At ten o’clock, when they both arrived at the apartment—and Larry grimaced in the background, unable to meet her eyes—Burt, Logan, Marcie, and Anna left in a car for the Downtown Manhattan Heliport, where a helicopter took them away from New York to another property in Burt’s apparently inexhaustible empire. It was a farmhouse this time, in the New Hampshire countryside.
By midday the four of them were sitting around a hickory table in the kitchen, while a new security team patrolled the perimeters. Larry, it appeared, was being given a rest.
Burt wasted no time. “The immediate requirement for both your meeting with Vladimir and then your meeting with Mikhail concerns a piece of intelligence gleaned from our British friends,” he said.
Marcie and Logan both looked up in surprise, while Anna, Burt noted, remained focused on a point somewhere in the middle distance beyond the sliding glass doors in the kitchen, which looked out onto snow-covered gardens. But Logan and Marcie both saw that Burt was in no mood for interruptions.
“The reason for meeting Vladimir a second time at all might have seemed vague to you,” he said, looking at Logan and Marcie. “The possibility of turning the deputy head of the KGB presence in New York, while worth pursuing, is as we all know a long-term strategy, however unlikely its outcome. That element of Anna’s assignment is a secondary reason at this stage. The principal focus is this British fragment of intelligence, highly classified, restricted to just us in this room. And that is just for Mikhail.”
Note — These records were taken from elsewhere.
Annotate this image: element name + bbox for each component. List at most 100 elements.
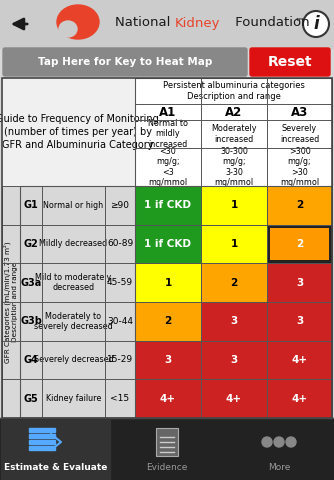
Text: Kidney failure: Kidney failure [46,394,101,403]
Text: 30-44: 30-44 [107,317,133,326]
Bar [267,225,332,264]
Text: G1: G1 [24,200,38,210]
Bar [135,264,201,302]
Text: A2: A2 [225,106,242,119]
Text: 1 if CKD: 1 if CKD [145,200,191,210]
Bar [201,264,267,302]
Circle shape [286,437,296,447]
Text: 1: 1 [230,200,237,210]
Text: i: i [313,15,319,33]
Bar [135,78,332,186]
Text: Estimate & Evaluate: Estimate & Evaluate [4,464,107,472]
Text: <30
mg/g;
<3
mg/mmol: <30 mg/g; <3 mg/mmol [148,147,188,187]
Bar [135,379,201,418]
Text: 1: 1 [230,239,237,249]
FancyBboxPatch shape [250,48,330,76]
Text: 3: 3 [230,316,237,326]
Text: Kidney: Kidney [175,16,220,29]
Text: 1: 1 [164,277,172,288]
Bar [29,434,55,438]
Circle shape [303,11,329,37]
Bar [135,78,332,186]
Circle shape [262,437,272,447]
Text: 3: 3 [296,316,303,326]
Bar [267,264,332,302]
Text: Evidence: Evidence [146,464,188,472]
Text: 2: 2 [164,316,172,326]
Text: 4+: 4+ [292,355,308,365]
Text: A3: A3 [291,106,308,119]
Text: >300
mg/g;
>30
mg/mmol: >300 mg/g; >30 mg/mmol [280,147,319,187]
FancyBboxPatch shape [3,48,247,76]
Bar [29,446,55,450]
Text: G3a: G3a [20,277,42,288]
Bar [267,186,332,225]
Text: Tap Here for Key to Heat Map: Tap Here for Key to Heat Map [38,57,212,67]
Text: Reset: Reset [268,55,312,69]
Bar [29,428,55,432]
Bar [2,78,332,418]
Text: Foundation: Foundation [231,16,310,29]
Text: 2: 2 [296,200,303,210]
Text: 4+: 4+ [226,394,242,404]
Circle shape [274,437,284,447]
Text: 2: 2 [296,239,303,249]
Bar [156,428,178,456]
Bar [267,341,332,379]
Bar [2,78,332,418]
Text: 30-300
mg/g;
3-30
mg/mmol: 30-300 mg/g; 3-30 mg/mmol [214,147,254,187]
Bar [201,186,267,225]
Text: National: National [115,16,175,29]
Bar [29,440,55,444]
Bar [270,228,329,260]
Text: 3: 3 [296,277,303,288]
Text: 45-59: 45-59 [107,278,133,287]
Bar [201,341,267,379]
Text: Persistent albuminuria categories
Description and range: Persistent albuminuria categories Descri… [163,81,304,101]
Bar [135,225,201,264]
Bar [0,418,334,480]
Text: G5: G5 [24,394,38,404]
Text: 4+: 4+ [160,394,176,404]
Text: Severely
increased: Severely increased [280,124,319,144]
Bar [20,186,135,418]
Text: GFR Categories (mL/min/1.73 m²)
Description and range: GFR Categories (mL/min/1.73 m²) Descript… [3,241,18,363]
Bar [20,186,135,418]
Text: More: More [268,464,290,472]
Text: 3: 3 [230,355,237,365]
Bar [135,341,201,379]
Bar [201,379,267,418]
Ellipse shape [59,21,77,37]
Bar [201,302,267,341]
Text: Normal or high: Normal or high [43,201,104,210]
Text: 2: 2 [230,277,237,288]
Text: Mildly decreased: Mildly decreased [39,240,108,249]
Ellipse shape [57,5,99,39]
Bar [135,302,201,341]
Bar [135,186,201,225]
Text: G3b: G3b [20,316,42,326]
Text: Normal to
mildly
increased: Normal to mildly increased [148,119,188,149]
Bar [267,302,332,341]
Bar [0,0,334,48]
Text: Guide to Frequency of Monitoring
(number of times per year) by
GFR and Albuminur: Guide to Frequency of Monitoring (number… [0,114,159,150]
Text: Severely decreased: Severely decreased [34,356,113,364]
Bar [267,379,332,418]
Text: Mild to moderately
decreased: Mild to moderately decreased [35,273,112,292]
Text: A1: A1 [159,106,177,119]
Bar [201,225,267,264]
Text: ≥90: ≥90 [111,201,130,210]
Text: 1 if CKD: 1 if CKD [145,239,191,249]
Text: 15-29: 15-29 [107,356,133,364]
Text: Moderately
increased: Moderately increased [211,124,257,144]
Text: G4: G4 [24,355,38,365]
Text: ™: ™ [295,16,305,26]
Bar [2,186,20,418]
Text: 60-89: 60-89 [107,240,133,249]
Text: G2: G2 [24,239,38,249]
Text: Moderately to
severely decreased: Moderately to severely decreased [34,312,113,331]
Text: 4+: 4+ [292,394,308,404]
Text: 3: 3 [164,355,172,365]
Bar [1,419,110,479]
Text: <15: <15 [111,394,130,403]
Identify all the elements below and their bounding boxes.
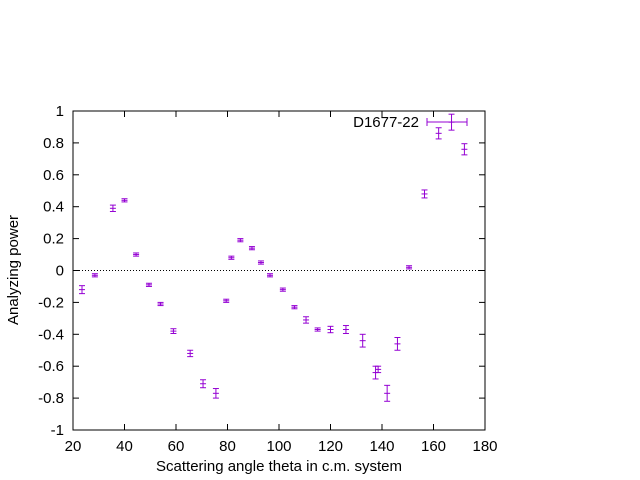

“What meeting with Mikhail, Burt?” Marcie said, unable to contain her curiosity any longer.
“That’s something I’ll brief you and Logan on separately,” he replied.
He looked up at Marcie and Logan and received surprised expressions from both of them. Anna turned from her sightless view of the vista outside and looked at Burt.
“This British intelligence originates from a reliable British operation in Russia itself,” Burt continued. “It comes from a source in the Russian defence establishment. The British source has provided convincing information that the Russians have an agent called Icarus in the United States. Icarus is an American who is working in a highly sensitive government defence programme somewhere on our territory.”
Burt paused and sipped from a glass of water.
“It may be that Vladimir knows of Icarus, of course. He may even run him or her. That’s possible. But Icarus may also not be his source. He—or she—may be a source and an operation that’s being run out of their embassy in Washington.” He looked around the table. “As you know, relations between the Russian embassy in D.C. and the KGB in America have always been competitive, to say the least. If their embassy is running Icarus—if Icarus is an embassy source—it’s quite possible Vladimir will have no knowledge of him. But Mikhail will have the access to such information. Of that I’m certain.”